The Bank had given the bond some form of consent for the amended agreements as a condition for the entry into force of the amended agreements, although the surety refused to sign and return them. The Tribunal correctly found that the bank had waived this condition. Textron did not file a UCC funding statement when implementing the amended 2004 loan agreement, but submitted an amendment to the UCC funding statement. In 2007, the debtor and fHI used a portion of the proceeds of an asset sale transaction to pay the remaining balance to Textron under the amended 2004 loan agreement. This payment ended Textron`s relationship with the debtor and the FHI, and Textron released all of its pawn rights. In 2009, the FBI searched the debtor`s headquarters. Once the debtor`s business collapsed, an involuntary bankruptcy application was filed against the debtor. Among other things, the liquidator filed a number of opponents of Textron (and other defendants) in the Bankruptcy Court, which was entitled to the prevention and recovery of fraudulent transfers. Textron withdrew the attorney`s appeal, and the regional court granted Textron`s application. With respect to the fraudulent transfer of the agent, the trial court found in law that the amended 2004 loan agreement was not an innovation and that, therefore, the security interests granted under the 2002 loan agreement remained fully in effect. As a result, neither the amended 2004 loan agreement nor the contractual payments made under that loan could be considered transfers for the purposes of a fraudulent transfer request. As part of the appeal process, the agent asserted under the Ohio Uniforme Fraud Transfer Act (“UFTA”) that the debtor was able to circumvent the commitments and payments arising from the amended 2004 loan agreement, since the security interest and payments made by the debtor under the amended 2004 loan agreement were considered fraudulent transfers. The agent argued that the pledge under the 2002 loan agreement had been cancelled, given that the amended 2004 loan contract was a re-evaluation of the 2002 loan contract and that the security interest granted under the 2002 loan agreement had been cancelled , as well as security interests granted under the 2002 loan agreement.
In order to file an application for discharge under OHIO UFTA, the 6th Circuit stated that the agent had to assert facts that plausibly indicated that the assets or interest on the assets traded by the debtor under the amended 2004 loan agreement were not already subject to a valid lien.
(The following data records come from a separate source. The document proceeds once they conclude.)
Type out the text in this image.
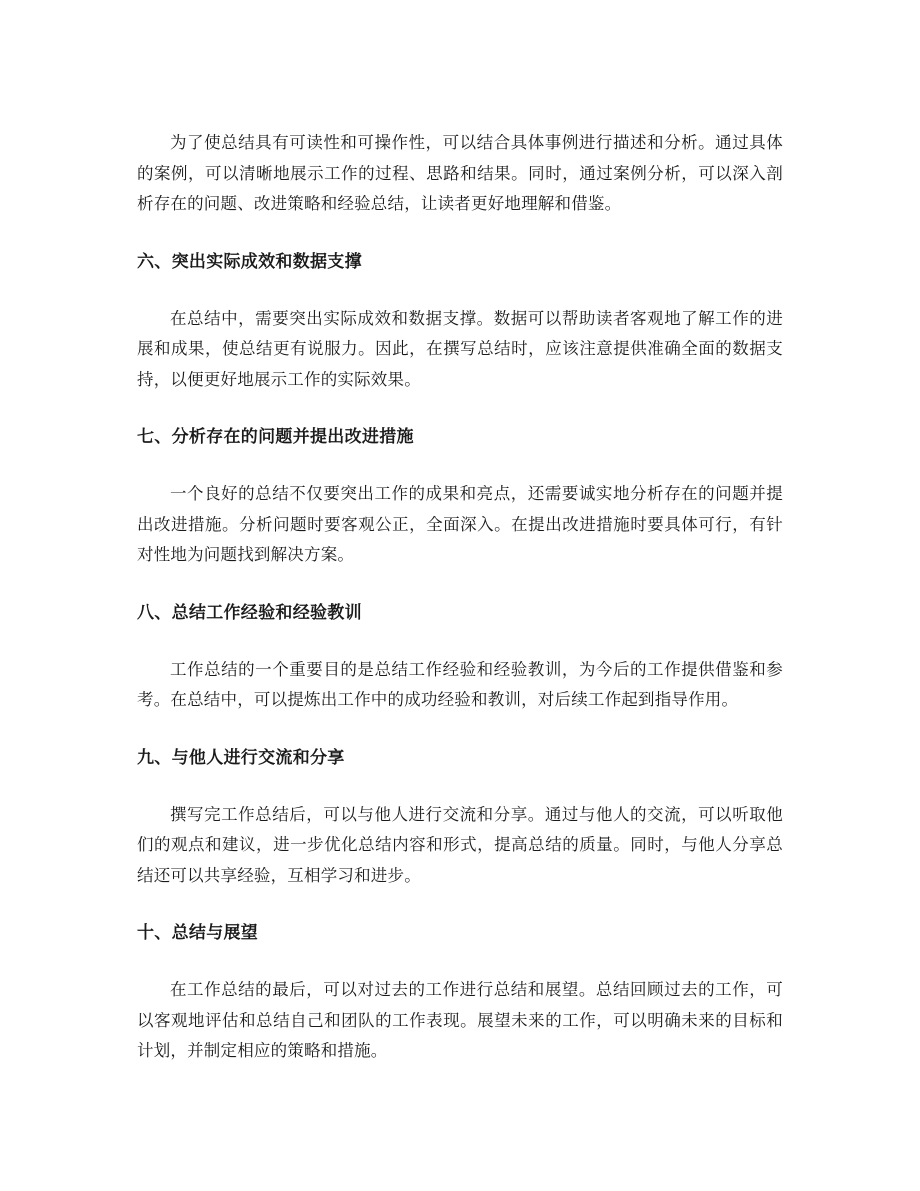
www.zixin.com.cn

为了使总结具有可读性和可操作性，可以结合具体事例进行描述和分析。通过具体的案例，可以清晰地展示工作的过程、思路和结果。同时，通过案例分析，可以深入剖析存在的问题、改进策略和经验总结，让读者更好地理解和借鉴。

六、突出实际成效和数据支撑

在总结中，需要突出实际成效和数据支撑。数据可以帮助读者客观地了解工作的进展和成果，使总结更有说服力。因此，在撰写总结时，应该注意提供准确全面的数据支持，以便更好地展示工作的实际效果。

七、分析存在的问题并提出改进措施

一个良好的总结不仅要突出工作的成果和亮点，还需要诚实地分析存在的问题并提出改进措施。分析问题时要客观公正，全面深入。在提出改进措施时要具体可行，有针对性地为问题找到解决方案。

八、总结工作经验和经验教训

工作总结的一个重要目的是总结工作经验和经验教训，为今后的工作提供借鉴和参考。在总结中，可以提炼出工作中的成功经验和教训，对后续工作起到指导作用。

九、与他人进行交流和分享

撰写完工作总结后，可以与他人进行交流和分享。通过与他人的交流，可以听取他们的观点和建议，进一步优化总结内容和形式，提高总结的质量。同时，与他人分享总结还可以共享经验，互相学习和进步。

十、总结与展望

在工作总结的最后，可以对过去的工作进行总结和展望。总结回顾过去的工作，可以客观地评估和总结自己和团队的工作表现。展望未来的工作，可以明确未来的目标和计划，并制定相应的策略和措施。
The 6th Circle then reviewed the elements of intent, knowledge and approval to determine whether there had been a renewal of the 2002 loan agreement. The 6th Circle received support for innovation in: (1) the text of the amended 2004 loan agreement, in which several provisions demonstrate the parties` intention for the amended 2004 loan agreement to remove and completely replace the 2002 loan agreement; (2) Indications such as the closing date of the amended 2004 loan agreement, which took place during the term of the 2002 loan agreement, new bonds and guarantees were issued, and united Bank set up a lender; and (3) new conditions in the amended 2004 loan agreement, which, according to the 6th arrondissement, all meant the intention to omit the 2002 loan contract. The 6th Circuit examined and drew the official comm. of Unsecured Creditors of Tousa, Inc. v. Citicorp N. Am., Inc. (In re TOUSA, Inc.), 630 F.3d 1298 (11. Cir.
2012), where the loan agreement contained an explicit language that the security interest persisted in full force.